Memory of a distressing event and memory of its extinction can co-exist. Which memory is retrieved determines whether or not anxiety results.

As this picture shows, memory of a CR and its extinction can co-exist. The practical consequence is that these memories compete for which one is strong enough to be retrieved. Sadly, the CR memory is often stronger. As I explain in my book, cues are extremely important to both forming and retrieving and memory. It seems likely that in typical human situations, there are many more cues in CR than in extinction. Therapy should be aimed at enriching the number and variety of cues associated with extinction learning.

Here is an example applied to humans that this kind of research suggests to me: if you are afraid of heights, it could be because some frightening event happened, perhaps years ago, that involved a high place. You may not even remember what caused the fear, but clearly any high place provides plenty of cues to trigger the memory of that conditioned memory. Now, if you progressively force yourself in small steps to go to high places, under clearly safe conditions, you can learn to extinguish this memory by thinking about how irrational your fear is. For instance, walking up a staircase should not evoke fear if there is no way you can fall off. These new extinction learning experiences need to be consciously attended, rehearsed, protected from interfering stimuli, and otherwise nurtured to promote consolidation. You should strive to construct all sorts of cues that can be associated with your extinction trials. These cues should strengthen the consolidation of your extinction learning and moreover, make the extinction memory more retrievable in the face of other cues that were associated with the original CR. Like any other memory, the extinction cues and environment need to be re-experienced often at periodic intervals so the extinction memory is strengthened at the expense of the original CR that created the anxiety disorder.

Source:

Quirk, G. J. et al. 2006. Prefrontal mechanisms in extinction of conditioned fear. Biological Psychiatry. 60: 337-343,

Wednesday, October 03, 2007

Benefits of Increasing Working Memory

In an earlier post, I summarized some Japanese research showing that working memory capacity can be increased in young children and that such increase even improves IQ. Accumulating evidence seems to indicate that working memory, with proper training, can be improved in anyone, even adults. Improved working memory results in improved attention (recall my other posts about how the main memory problem in aging is usually not memory per se but poor attentiveness), better reasoning ability, and better self control.
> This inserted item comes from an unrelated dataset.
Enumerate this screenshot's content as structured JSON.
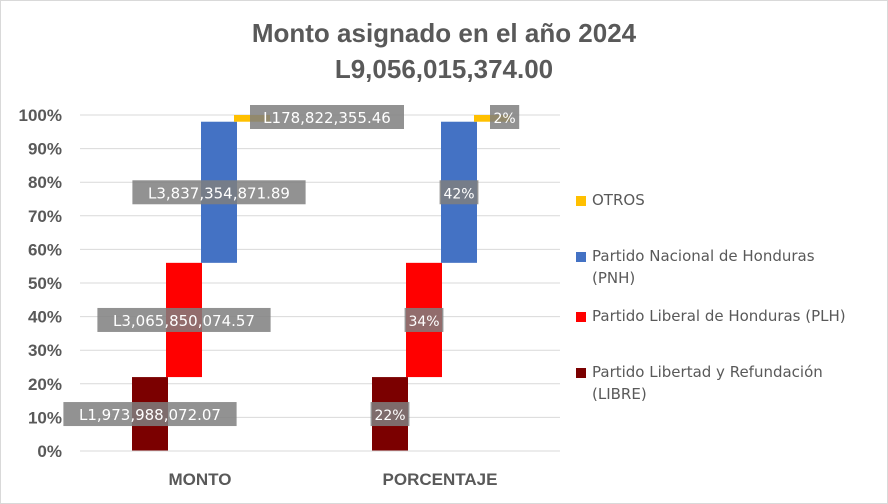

I recently found a paper in which lasting increases in brain function were produced in healthy adults by only 5 weeks of practice on three working-memory tasks that involved the location of objects in space. Subjects performed 90 trials per day on a training regimen (CogMed) and MRI scans showed increased activity in the cortical areas that were involved in processing the visual stimuli. Brain activity increases in these areas appeared within the first week and grew over time.
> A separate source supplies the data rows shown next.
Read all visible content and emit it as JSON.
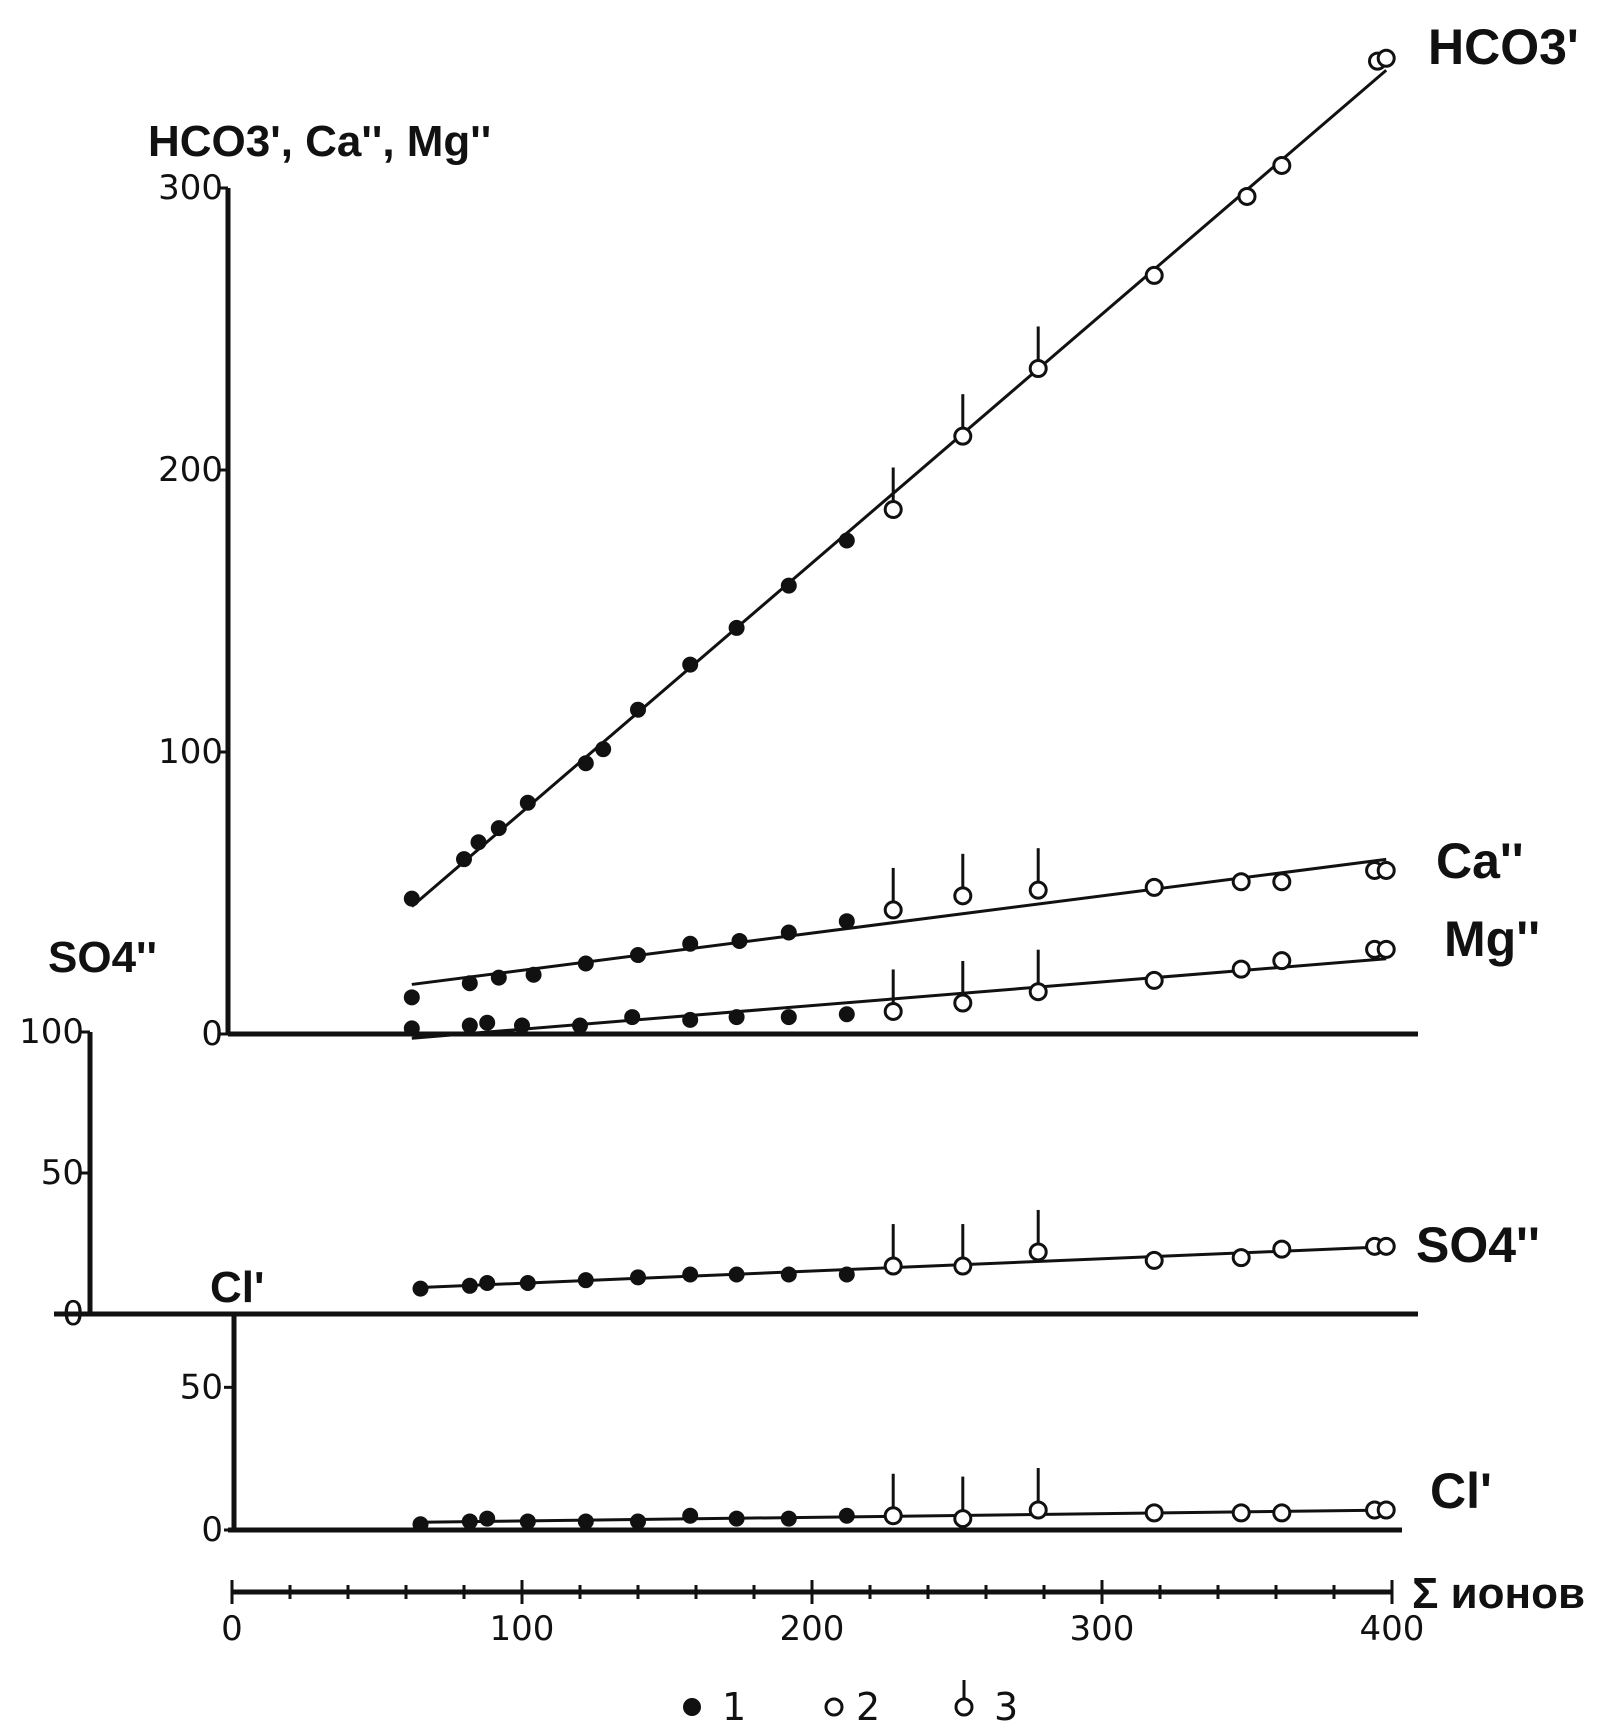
{
  "chart_data": [
    {
      "type": "scatter",
      "panel": "top",
      "title": "",
      "ylabel": "HCO3', Ca'', Mg''",
      "xlabel": "",
      "ylim": [
        0,
        300
      ],
      "yticks": [
        "0",
        "100",
        "200",
        "300"
      ],
      "series": [
        {
          "name": "HCO3'",
          "values": [
            {
              "x": 62,
              "y": 48,
              "type": 1
            },
            {
              "x": 80,
              "y": 62,
              "type": 1
            },
            {
              "x": 85,
              "y": 68,
              "type": 1
            },
            {
              "x": 92,
              "y": 73,
              "type": 1
            },
            {
              "x": 102,
              "y": 82,
              "type": 1
            },
            {
              "x": 122,
              "y": 96,
              "type": 1
            },
            {
              "x": 128,
              "y": 101,
              "type": 1
            },
            {
              "x": 140,
              "y": 115,
              "type": 1
            },
            {
              "x": 158,
              "y": 131,
              "type": 1
            },
            {
              "x": 174,
              "y": 144,
              "type": 1
            },
            {
              "x": 192,
              "y": 159,
              "type": 1
            },
            {
              "x": 212,
              "y": 175,
              "type": 1
            },
            {
              "x": 228,
              "y": 186,
              "type": 3
            },
            {
              "x": 252,
              "y": 212,
              "type": 3
            },
            {
              "x": 278,
              "y": 236,
              "type": 3
            },
            {
              "x": 318,
              "y": 269,
              "type": 2
            },
            {
              "x": 350,
              "y": 297,
              "type": 2
            },
            {
              "x": 362,
              "y": 308,
              "type": 2
            },
            {
              "x": 395,
              "y": 345,
              "type": 2
            },
            {
              "x": 398,
              "y": 346,
              "type": 2
            }
          ]
        },
        {
          "name": "Ca''",
          "values": [
            {
              "x": 62,
              "y": 13,
              "type": 1
            },
            {
              "x": 82,
              "y": 18,
              "type": 1
            },
            {
              "x": 92,
              "y": 20,
              "type": 1
            },
            {
              "x": 104,
              "y": 21,
              "type": 1
            },
            {
              "x": 122,
              "y": 25,
              "type": 1
            },
            {
              "x": 140,
              "y": 28,
              "type": 1
            },
            {
              "x": 158,
              "y": 32,
              "type": 1
            },
            {
              "x": 175,
              "y": 33,
              "type": 1
            },
            {
              "x": 192,
              "y": 36,
              "type": 1
            },
            {
              "x": 212,
              "y": 40,
              "type": 1
            },
            {
              "x": 228,
              "y": 44,
              "type": 3
            },
            {
              "x": 252,
              "y": 49,
              "type": 3
            },
            {
              "x": 278,
              "y": 51,
              "type": 3
            },
            {
              "x": 318,
              "y": 52,
              "type": 2
            },
            {
              "x": 348,
              "y": 54,
              "type": 2
            },
            {
              "x": 362,
              "y": 54,
              "type": 2
            },
            {
              "x": 394,
              "y": 58,
              "type": 2
            },
            {
              "x": 398,
              "y": 58,
              "type": 2
            }
          ]
        },
        {
          "name": "Mg''",
          "values": [
            {
              "x": 62,
              "y": 2,
              "type": 1
            },
            {
              "x": 82,
              "y": 3,
              "type": 1
            },
            {
              "x": 88,
              "y": 4,
              "type": 1
            },
            {
              "x": 100,
              "y": 3,
              "type": 1
            },
            {
              "x": 120,
              "y": 3,
              "type": 1
            },
            {
              "x": 138,
              "y": 6,
              "type": 1
            },
            {
              "x": 158,
              "y": 5,
              "type": 1
            },
            {
              "x": 174,
              "y": 6,
              "type": 1
            },
            {
              "x": 192,
              "y": 6,
              "type": 1
            },
            {
              "x": 212,
              "y": 7,
              "type": 1
            },
            {
              "x": 228,
              "y": 8,
              "type": 3
            },
            {
              "x": 252,
              "y": 11,
              "type": 3
            },
            {
              "x": 278,
              "y": 15,
              "type": 3
            },
            {
              "x": 318,
              "y": 19,
              "type": 2
            },
            {
              "x": 348,
              "y": 23,
              "type": 2
            },
            {
              "x": 362,
              "y": 26,
              "type": 2
            },
            {
              "x": 394,
              "y": 30,
              "type": 2
            },
            {
              "x": 398,
              "y": 30,
              "type": 2
            }
          ]
        }
      ]
    },
    {
      "type": "scatter",
      "panel": "middle",
      "title": "",
      "ylabel": "SO4''",
      "xlabel": "",
      "ylim": [
        0,
        100
      ],
      "yticks": [
        "0",
        "50",
        "100"
      ],
      "series": [
        {
          "name": "SO4''",
          "values": [
            {
              "x": 65,
              "y": 9,
              "type": 1
            },
            {
              "x": 82,
              "y": 10,
              "type": 1
            },
            {
              "x": 88,
              "y": 11,
              "type": 1
            },
            {
              "x": 102,
              "y": 11,
              "type": 1
            },
            {
              "x": 122,
              "y": 12,
              "type": 1
            },
            {
              "x": 140,
              "y": 13,
              "type": 1
            },
            {
              "x": 158,
              "y": 14,
              "type": 1
            },
            {
              "x": 174,
              "y": 14,
              "type": 1
            },
            {
              "x": 192,
              "y": 14,
              "type": 1
            },
            {
              "x": 212,
              "y": 14,
              "type": 1
            },
            {
              "x": 228,
              "y": 17,
              "type": 3
            },
            {
              "x": 252,
              "y": 17,
              "type": 3
            },
            {
              "x": 278,
              "y": 22,
              "type": 3
            },
            {
              "x": 318,
              "y": 19,
              "type": 2
            },
            {
              "x": 348,
              "y": 20,
              "type": 2
            },
            {
              "x": 362,
              "y": 23,
              "type": 2
            },
            {
              "x": 394,
              "y": 24,
              "type": 2
            },
            {
              "x": 398,
              "y": 24,
              "type": 2
            }
          ]
        }
      ]
    },
    {
      "type": "scatter",
      "panel": "bottom",
      "title": "",
      "ylabel": "Cl'",
      "xlabel": "Σ ионов",
      "ylim": [
        0,
        75
      ],
      "xlim": [
        0,
        400
      ],
      "yticks": [
        "0",
        "50"
      ],
      "xticks": [
        "0",
        "100",
        "200",
        "300",
        "400"
      ],
      "series": [
        {
          "name": "Cl'",
          "values": [
            {
              "x": 65,
              "y": 2,
              "type": 1
            },
            {
              "x": 82,
              "y": 3,
              "type": 1
            },
            {
              "x": 88,
              "y": 4,
              "type": 1
            },
            {
              "x": 102,
              "y": 3,
              "type": 1
            },
            {
              "x": 122,
              "y": 3,
              "type": 1
            },
            {
              "x": 140,
              "y": 3,
              "type": 1
            },
            {
              "x": 158,
              "y": 5,
              "type": 1
            },
            {
              "x": 174,
              "y": 4,
              "type": 1
            },
            {
              "x": 192,
              "y": 4,
              "type": 1
            },
            {
              "x": 212,
              "y": 5,
              "type": 1
            },
            {
              "x": 228,
              "y": 5,
              "type": 3
            },
            {
              "x": 252,
              "y": 4,
              "type": 3
            },
            {
              "x": 278,
              "y": 7,
              "type": 3
            },
            {
              "x": 318,
              "y": 6,
              "type": 2
            },
            {
              "x": 348,
              "y": 6,
              "type": 2
            },
            {
              "x": 362,
              "y": 6,
              "type": 2
            },
            {
              "x": 394,
              "y": 7,
              "type": 2
            },
            {
              "x": 398,
              "y": 7,
              "type": 2
            }
          ]
        }
      ]
    }
  ],
  "legend": {
    "items": [
      {
        "marker": "filled-circle",
        "label": "1"
      },
      {
        "marker": "open-circle",
        "label": "2"
      },
      {
        "marker": "open-circle-with-stem",
        "label": "3"
      }
    ],
    "position": "bottom-center"
  },
  "colors": {
    "ink": "#111111",
    "background": "#ffffff"
  }
}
Similar results have been reported by other investigators. In a few cases, where different kinds of stimuli were used, memory training induced a decrease of brain activity in certain areas, which is interpreted to indicate that the trained brain did not have to work as hard.

While we clearly don’t understand things very well, it seems clear that working memory training not only improves memory capability but also causes lasting changes in the brain.

Reference:

Olesen, P. J., Westerberg, H., and Kingberg, T. 2004. Increased prefrontal and parietal activity after training of working memory. Nature Neuroscience. 7: 75-79.